If googlebot is actively looking for the page, instead of returning it an error message at least send it to your site map or just add this page to your site.
| 7:40 pm on Oct 7, 2003 (gmt 0)|
I have spent the past 2 hours looking for the bad link. It just doesn't exist.
It's not just looking for one page, it's looking for hundreds of pages in a non existent directory. It's like it' stuttering on the directory name.
I have a /widgets/page.html and about 300 more pages in /widgets/. It's trying to find each page that exists in /widgets/ but looking in /widgets/widgets/ instead.
I have MANY 404's in my log (my custom 404 includes a sitemap).
| 10:19 pm on Oct 7, 2003 (gmt 0)|
Well, my problem has gotten worse and I'm going to start crying soon. Googlebot is starting to go to actual files now but every one it hits gets redirected (302) to my 404 page.

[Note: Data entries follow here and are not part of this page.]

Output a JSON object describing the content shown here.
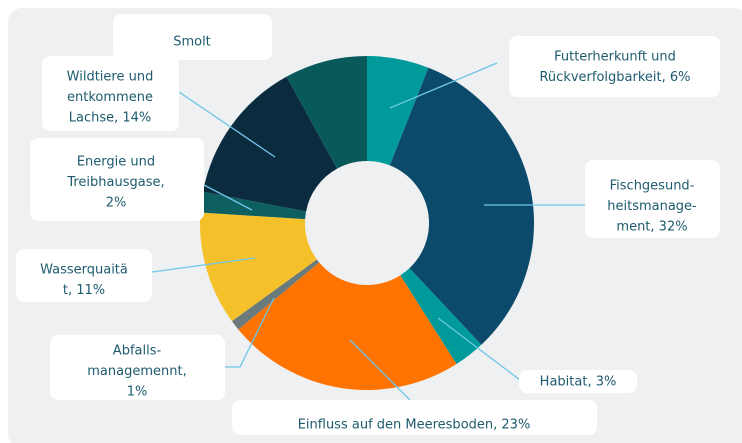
{
  "chart_data": {
    "type": "donut",
    "labels": [
      [
        "Futterherkunft und",
        "Rückverfolgbarkeit, 6%"
      ],
      [
        "Fischgesund-",
        "heitsmanage-",
        "ment, 32%"
      ],
      [
        "Habitat, 3%"
      ],
      [
        "Einfluss auf den Meeresboden, 23%"
      ],
      [
        "Abfalls-",
        "managemennt,",
        "1%"
      ],
      [
        "Wasserquaitä",
        "t, 11%"
      ],
      [
        "Energie und",
        "Treibhausgase,",
        "2%"
      ],
      [
        "Wildtiere und",
        "entkommene",
        "Lachse, 14%"
      ],
      [
        "Smolt"
      ]
    ],
    "values": [
      6,
      32,
      3,
      23,
      1,
      11,
      2,
      14,
      8
    ],
    "colors": [
      "#009a9a",
      "#0b4a6b",
      "#009a9a",
      "#ff7300",
      "#6b7b7b",
      "#f5c12a",
      "#0e5f5f",
      "#0b2b3f",
      "#07595a"
    ]
  }
}
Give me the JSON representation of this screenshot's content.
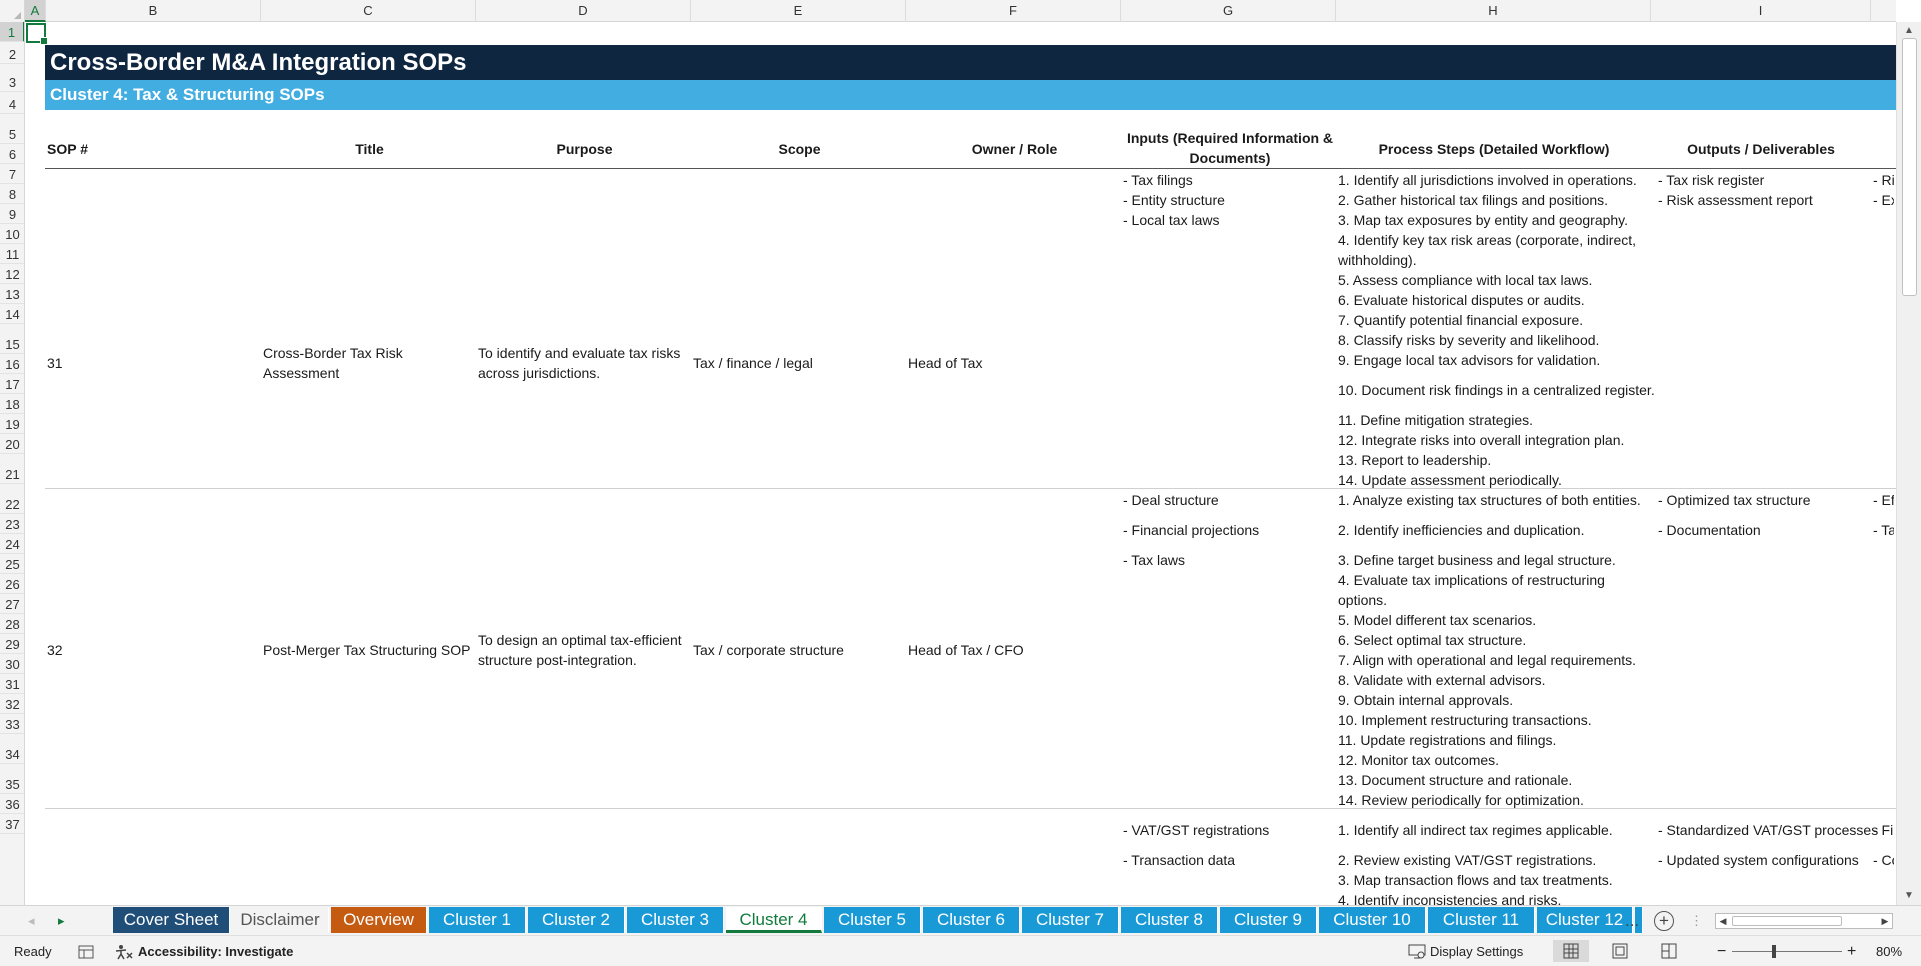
{
  "columns": [
    "A",
    "B",
    "C",
    "D",
    "E",
    "F",
    "G",
    "H",
    "I"
  ],
  "selected_cell_column": "A",
  "rows": [
    "1",
    "2",
    "3",
    "4",
    "5",
    "6",
    "7",
    "8",
    "9",
    "10",
    "11",
    "12",
    "13",
    "14",
    "15",
    "16",
    "17",
    "18",
    "19",
    "20",
    "21",
    "22",
    "23",
    "24",
    "25",
    "26",
    "27",
    "28",
    "29",
    "30",
    "31",
    "32",
    "33",
    "34",
    "35",
    "36",
    "37"
  ],
  "selected_cell_row": "1",
  "title": "Cross-Border M&A Integration SOPs",
  "subtitle": "Cluster 4: Tax & Structuring SOPs",
  "headers": {
    "sop": "SOP #",
    "title": "Title",
    "purpose": "Purpose",
    "scope": "Scope",
    "owner": "Owner / Role",
    "inputs": "Inputs (Required Information & Documents)",
    "process": "Process Steps (Detailed Workflow)",
    "outputs": "Outputs / Deliverables"
  },
  "sops": [
    {
      "num": "31",
      "title": "Cross-Border Tax Risk Assessment",
      "purpose": "To identify and evaluate tax risks across jurisdictions.",
      "scope": "Tax / finance / legal",
      "owner": "Head of Tax",
      "inputs": [
        "- Tax filings",
        "- Entity structure",
        "- Local tax laws"
      ],
      "steps": [
        "1. Identify all jurisdictions involved in operations.",
        "2. Gather historical tax filings and positions.",
        "3. Map tax exposures by entity and geography.",
        "4. Identify key tax risk areas (corporate, indirect, withholding).",
        "5. Assess compliance with local tax laws.",
        "6. Evaluate historical disputes or audits.",
        "7. Quantify potential financial exposure.",
        "8. Classify risks by severity and likelihood.",
        "9. Engage local tax advisors for validation.",
        "10. Document risk findings in a centralized register.",
        "11. Define mitigation strategies.",
        "12. Integrate risks into overall integration plan.",
        "13. Report to leadership.",
        "14. Update assessment periodically."
      ],
      "outputs": [
        "- Tax risk register",
        "- Risk assessment report"
      ],
      "next": [
        "- Ri",
        "- Ex"
      ]
    },
    {
      "num": "32",
      "title": "Post-Merger Tax Structuring SOP",
      "purpose": "To design an optimal tax-efficient structure post-integration.",
      "scope": "Tax / corporate structure",
      "owner": "Head of Tax / CFO",
      "inputs": [
        "- Deal structure",
        "- Financial projections",
        "- Tax laws"
      ],
      "steps": [
        "1. Analyze existing tax structures of both entities.",
        "2. Identify inefficiencies and duplication.",
        "3. Define target business and legal structure.",
        "4. Evaluate tax implications of restructuring options.",
        "5. Model different tax scenarios.",
        "6. Select optimal tax structure.",
        "7. Align with operational and legal requirements.",
        "8. Validate with external advisors.",
        "9. Obtain internal approvals.",
        "10. Implement restructuring transactions.",
        "11. Update registrations and filings.",
        "12. Monitor tax outcomes.",
        "13. Document structure and rationale.",
        "14. Review periodically for optimization."
      ],
      "outputs": [
        "- Optimized tax structure",
        "- Documentation"
      ],
      "next": [
        "- Ef",
        "- Ta"
      ]
    },
    {
      "inputs": [
        "- VAT/GST registrations",
        "- Transaction data"
      ],
      "steps": [
        "1. Identify all indirect tax regimes applicable.",
        "2. Review existing VAT/GST registrations.",
        "3. Map transaction flows and tax treatments.",
        "4. Identify inconsistencies and risks."
      ],
      "outputs": [
        "- Standardized VAT/GST processes",
        "- Updated system configurations"
      ],
      "next": [
        "- Fi",
        "- Co"
      ]
    }
  ],
  "sheet_nav": {
    "prev": "◂",
    "next": "▸"
  },
  "tabs": [
    {
      "label": "Cover Sheet",
      "color": "#1f4e79"
    },
    {
      "label": "Disclaimer",
      "color": "#f3f3f3"
    },
    {
      "label": "Overview",
      "color": "#c55a11"
    },
    {
      "label": "Cluster 1",
      "color": "#199ad6"
    },
    {
      "label": "Cluster 2",
      "color": "#199ad6"
    },
    {
      "label": "Cluster 3",
      "color": "#199ad6"
    },
    {
      "label": "Cluster 4",
      "color": "#ffffff"
    },
    {
      "label": "Cluster 5",
      "color": "#199ad6"
    },
    {
      "label": "Cluster 6",
      "color": "#199ad6"
    },
    {
      "label": "Cluster 7",
      "color": "#199ad6"
    },
    {
      "label": "Cluster 8",
      "color": "#199ad6"
    },
    {
      "label": "Cluster 9",
      "color": "#199ad6"
    },
    {
      "label": "Cluster 10",
      "color": "#199ad6"
    },
    {
      "label": "Cluster 11",
      "color": "#199ad6"
    },
    {
      "label": "Cluster 12",
      "color": "#199ad6"
    }
  ],
  "active_tab": "Cluster 4",
  "tab_more": "...",
  "add_sheet": "+",
  "status": {
    "ready": "Ready",
    "accessibility": "Accessibility: Investigate",
    "display_settings": "Display Settings",
    "zoom_minus": "−",
    "zoom_plus": "+",
    "zoom": "80%",
    "zoom_level_percent": 80
  }
}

I don't get it! I have no redirects in my .htaccess.
Anyone have any ideas?
| 11:17 pm on Oct 7, 2003 (gmt 0)|
As a wild guess, I'd start out by suspecting you have semi-relative links in your site (that is, rather than href="http://mysite.com/widgets/foo.htm" or href="widgets/foo.htm" you have href="/widgets/foo.htm".
And did you just move some sites up or down a level (that is, from "/" to "/widgets" or from "/widgets/shopping" to "/widgets") or perhaps just around? Or perhaps the next theory is by itself enough to account for it.
And/or you're using FrontPage or .NET or some M$ tool -- my experience is M$ tools are all VERY bad about portability of categories within projects, and of course while nobody else on earth could aspire to duplicate ALL of M$'s program bugs, many other programmers are capable of recreating specific ones; so it could even be a tool from some other source -- and perhaps the root of your website on your machine is something like c:\widgets\ .
| 11:41 pm on Oct 7, 2003 (gmt 0)|
No, to all of the above. I haven't changed file structure at all. My pages are all hosted on apache. No M$ here.
I just don't get this redirect thing. It had been grabbing pages for days, then sometime yesterday morning it took my robots.txt (for the umteenth time) and now it's acting bizarre. No other spiders seem affected, Slurp has been busy all day, without problems.
I don't know, I just don't know.